I'm not even slightly surprised, FireFox runs like crap under Mac OS X. Safari is soo much faster
The Christian religion has been and still is the principal enemy of moral progress in the world. -- Bertrand Russell
I'm really surprised at the number of people who use noscript. Adblock is not surprising, since sites often fail to follow the common sense rules of advertising. But what is up with noscript? I've pretty much never had javascript freeze the page or anything of the sort. (On the other hand I don't use dialup). The security implications of letting javascript run are actually pretty minimal.
Now, as for flash adverts, I've never had an issue with the download size, although sound is an issue.
As for advertisements, if they fellow the following rules I don't mind them.
Rule 1: The advertisment must be on the relevant page.
Rule 2: The advertisement must remain entirely within a rectangle on the page that does not overlap the page content.
Rule 3: The advertisements must be reasonably sized.
Rule 4: While animation is permissible, rapid flickering of any sort is not permissible, nor is automatically playing video. Playing video as a result of clicking on the advertisement is acceptable, as is a limited amount of automatic pre-buffering.

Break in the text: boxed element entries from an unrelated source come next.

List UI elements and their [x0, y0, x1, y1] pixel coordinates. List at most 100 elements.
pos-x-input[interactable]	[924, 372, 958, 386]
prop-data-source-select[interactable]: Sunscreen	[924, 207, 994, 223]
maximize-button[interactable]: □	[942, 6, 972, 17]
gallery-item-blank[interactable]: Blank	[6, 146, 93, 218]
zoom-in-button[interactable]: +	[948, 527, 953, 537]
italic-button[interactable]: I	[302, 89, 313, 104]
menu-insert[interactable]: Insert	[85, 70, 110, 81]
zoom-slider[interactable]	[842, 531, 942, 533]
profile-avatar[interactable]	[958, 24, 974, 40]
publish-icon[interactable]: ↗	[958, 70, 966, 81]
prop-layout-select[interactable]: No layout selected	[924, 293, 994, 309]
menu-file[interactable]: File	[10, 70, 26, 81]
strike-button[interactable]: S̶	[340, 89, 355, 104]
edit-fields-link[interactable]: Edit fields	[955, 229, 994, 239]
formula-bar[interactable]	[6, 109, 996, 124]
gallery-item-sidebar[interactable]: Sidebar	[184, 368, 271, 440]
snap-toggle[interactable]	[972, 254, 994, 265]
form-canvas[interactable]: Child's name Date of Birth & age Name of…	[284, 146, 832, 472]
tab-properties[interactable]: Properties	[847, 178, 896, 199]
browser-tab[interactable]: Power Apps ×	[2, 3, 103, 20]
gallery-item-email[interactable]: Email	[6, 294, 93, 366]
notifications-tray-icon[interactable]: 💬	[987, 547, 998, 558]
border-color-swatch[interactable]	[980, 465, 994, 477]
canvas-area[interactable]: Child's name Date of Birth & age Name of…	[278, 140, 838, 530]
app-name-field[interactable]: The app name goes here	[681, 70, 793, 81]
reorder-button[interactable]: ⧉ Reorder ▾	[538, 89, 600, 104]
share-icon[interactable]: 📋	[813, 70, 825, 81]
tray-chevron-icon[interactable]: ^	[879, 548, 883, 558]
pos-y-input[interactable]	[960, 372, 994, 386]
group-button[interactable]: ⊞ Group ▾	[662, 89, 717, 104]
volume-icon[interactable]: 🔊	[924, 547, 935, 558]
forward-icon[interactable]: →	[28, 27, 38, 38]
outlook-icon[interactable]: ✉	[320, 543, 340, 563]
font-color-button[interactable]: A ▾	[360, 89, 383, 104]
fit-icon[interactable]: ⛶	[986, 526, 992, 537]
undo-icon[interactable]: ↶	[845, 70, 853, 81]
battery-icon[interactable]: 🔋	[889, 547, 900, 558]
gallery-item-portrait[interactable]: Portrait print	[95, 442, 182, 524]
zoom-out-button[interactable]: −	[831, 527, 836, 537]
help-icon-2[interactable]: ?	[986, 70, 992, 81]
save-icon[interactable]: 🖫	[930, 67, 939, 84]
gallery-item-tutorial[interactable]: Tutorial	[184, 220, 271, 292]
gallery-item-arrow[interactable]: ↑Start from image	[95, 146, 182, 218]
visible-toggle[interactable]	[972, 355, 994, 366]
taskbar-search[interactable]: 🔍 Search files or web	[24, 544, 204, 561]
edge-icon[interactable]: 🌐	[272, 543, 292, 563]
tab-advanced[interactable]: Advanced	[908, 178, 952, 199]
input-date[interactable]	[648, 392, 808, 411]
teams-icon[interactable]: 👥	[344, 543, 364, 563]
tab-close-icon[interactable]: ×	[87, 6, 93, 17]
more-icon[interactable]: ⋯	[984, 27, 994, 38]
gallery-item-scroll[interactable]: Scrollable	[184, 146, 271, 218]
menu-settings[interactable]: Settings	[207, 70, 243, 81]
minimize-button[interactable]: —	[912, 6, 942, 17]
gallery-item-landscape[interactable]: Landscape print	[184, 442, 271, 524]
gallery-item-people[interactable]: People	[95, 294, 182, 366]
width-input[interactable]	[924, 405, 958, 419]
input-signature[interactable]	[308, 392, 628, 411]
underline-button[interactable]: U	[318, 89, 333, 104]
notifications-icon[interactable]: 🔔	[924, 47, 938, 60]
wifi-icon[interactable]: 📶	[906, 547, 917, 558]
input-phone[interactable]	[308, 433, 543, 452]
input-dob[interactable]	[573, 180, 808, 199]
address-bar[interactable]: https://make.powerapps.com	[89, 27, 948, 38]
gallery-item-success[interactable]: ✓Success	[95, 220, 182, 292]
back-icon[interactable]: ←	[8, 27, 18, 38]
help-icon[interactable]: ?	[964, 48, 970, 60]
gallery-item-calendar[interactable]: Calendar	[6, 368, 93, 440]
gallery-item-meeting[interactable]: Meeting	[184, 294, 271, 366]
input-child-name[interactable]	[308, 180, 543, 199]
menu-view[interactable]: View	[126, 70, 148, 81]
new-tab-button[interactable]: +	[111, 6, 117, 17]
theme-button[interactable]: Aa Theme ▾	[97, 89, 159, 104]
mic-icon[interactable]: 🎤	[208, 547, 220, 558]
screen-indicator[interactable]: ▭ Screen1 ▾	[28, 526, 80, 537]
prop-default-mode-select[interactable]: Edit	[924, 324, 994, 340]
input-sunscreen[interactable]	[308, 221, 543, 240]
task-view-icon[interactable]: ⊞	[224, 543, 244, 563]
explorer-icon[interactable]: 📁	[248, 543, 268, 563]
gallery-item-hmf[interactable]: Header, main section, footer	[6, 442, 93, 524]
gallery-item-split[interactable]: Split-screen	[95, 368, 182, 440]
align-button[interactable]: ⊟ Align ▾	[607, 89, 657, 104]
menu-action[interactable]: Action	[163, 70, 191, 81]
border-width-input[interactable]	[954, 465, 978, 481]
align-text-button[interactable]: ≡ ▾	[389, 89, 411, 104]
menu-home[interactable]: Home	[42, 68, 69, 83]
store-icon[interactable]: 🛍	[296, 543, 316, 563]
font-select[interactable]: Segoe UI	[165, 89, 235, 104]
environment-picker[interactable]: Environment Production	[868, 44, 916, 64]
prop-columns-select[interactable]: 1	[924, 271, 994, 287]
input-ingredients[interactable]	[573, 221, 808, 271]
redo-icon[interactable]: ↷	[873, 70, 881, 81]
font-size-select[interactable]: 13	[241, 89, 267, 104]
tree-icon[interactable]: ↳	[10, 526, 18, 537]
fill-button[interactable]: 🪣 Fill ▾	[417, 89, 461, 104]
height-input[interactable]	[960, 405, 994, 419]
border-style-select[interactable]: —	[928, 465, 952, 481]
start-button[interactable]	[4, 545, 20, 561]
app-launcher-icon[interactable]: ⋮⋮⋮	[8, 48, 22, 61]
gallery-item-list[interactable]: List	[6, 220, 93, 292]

Rule 5: Sound is not permissible.
Rule 6: If a user chooses to interact with the advertisement by clicking on it. (Simply moving the mouse over it is not sufficient), the advertisement may do any of the above.
Rule 7: Automatic video playing and audio are permissible despite rules 4 and 5 if the advertisements are part of video playback.
Rule 1 explanation: It must not be a popup or pop-under.
Rule 2 explanation: None of those flash adds that project an appendage over the page, that can only be closed after the animation is finished, and usually by explicitly clicking on some part of the advertisement. Further, no pseudo-popups (utiling CSS to create what looks like a popup, but is actually part of the page), unless they do not cover the page content.
Rule 3 explanation: Non of those double height horizontal advertisements.
Rule 4 explanation: Those flicking adverts are obnoxious. Actual video can be processor intensive. However reasonable vector based animation is fine.
Rule 5 explanation: Obvious.
Rule 6 explanation: Once a user clicks on the advertisement, it may play video, play audio, overlap the page, etc.
Rule 7 explanation: That is to say, that advertisements like Hulu's and ABC.com's Full episode player are permissible.
However, there are all too many advertisements that violate those rules, which is why I do run adblock.
Stylish sheet to fix many problems in Slashdot's D3: https://gist.github.com/801524
Did you make this up as you went or did you have a list ready to paste?
Right.
1. How do you explain that IE8 is the youngest of the non-beta's and the slowest.
2. Why is it then that IE has more problems with standards? Does it check so much for broken html/css/javascript it can't even deal with standard compliant code? Oh and then explain how a trailing , in javascript FAILS under IE but not firefox.
3. So, IE8 has more features then firefox...
Something tells me you don't know what the hell you are talking about. Did you ever actually use any other browser then the one that came with your Dell?
MMO Quests are like orgasms:
You may solo them, I prefer them in a group.
I use noscript and actually don't use adblock,for a number of reasons.
In essence, noscript provides me protection from annoyance, security issues(which are actually a fairly big deal), and speeds up my browsing experience, with relatively little hassle.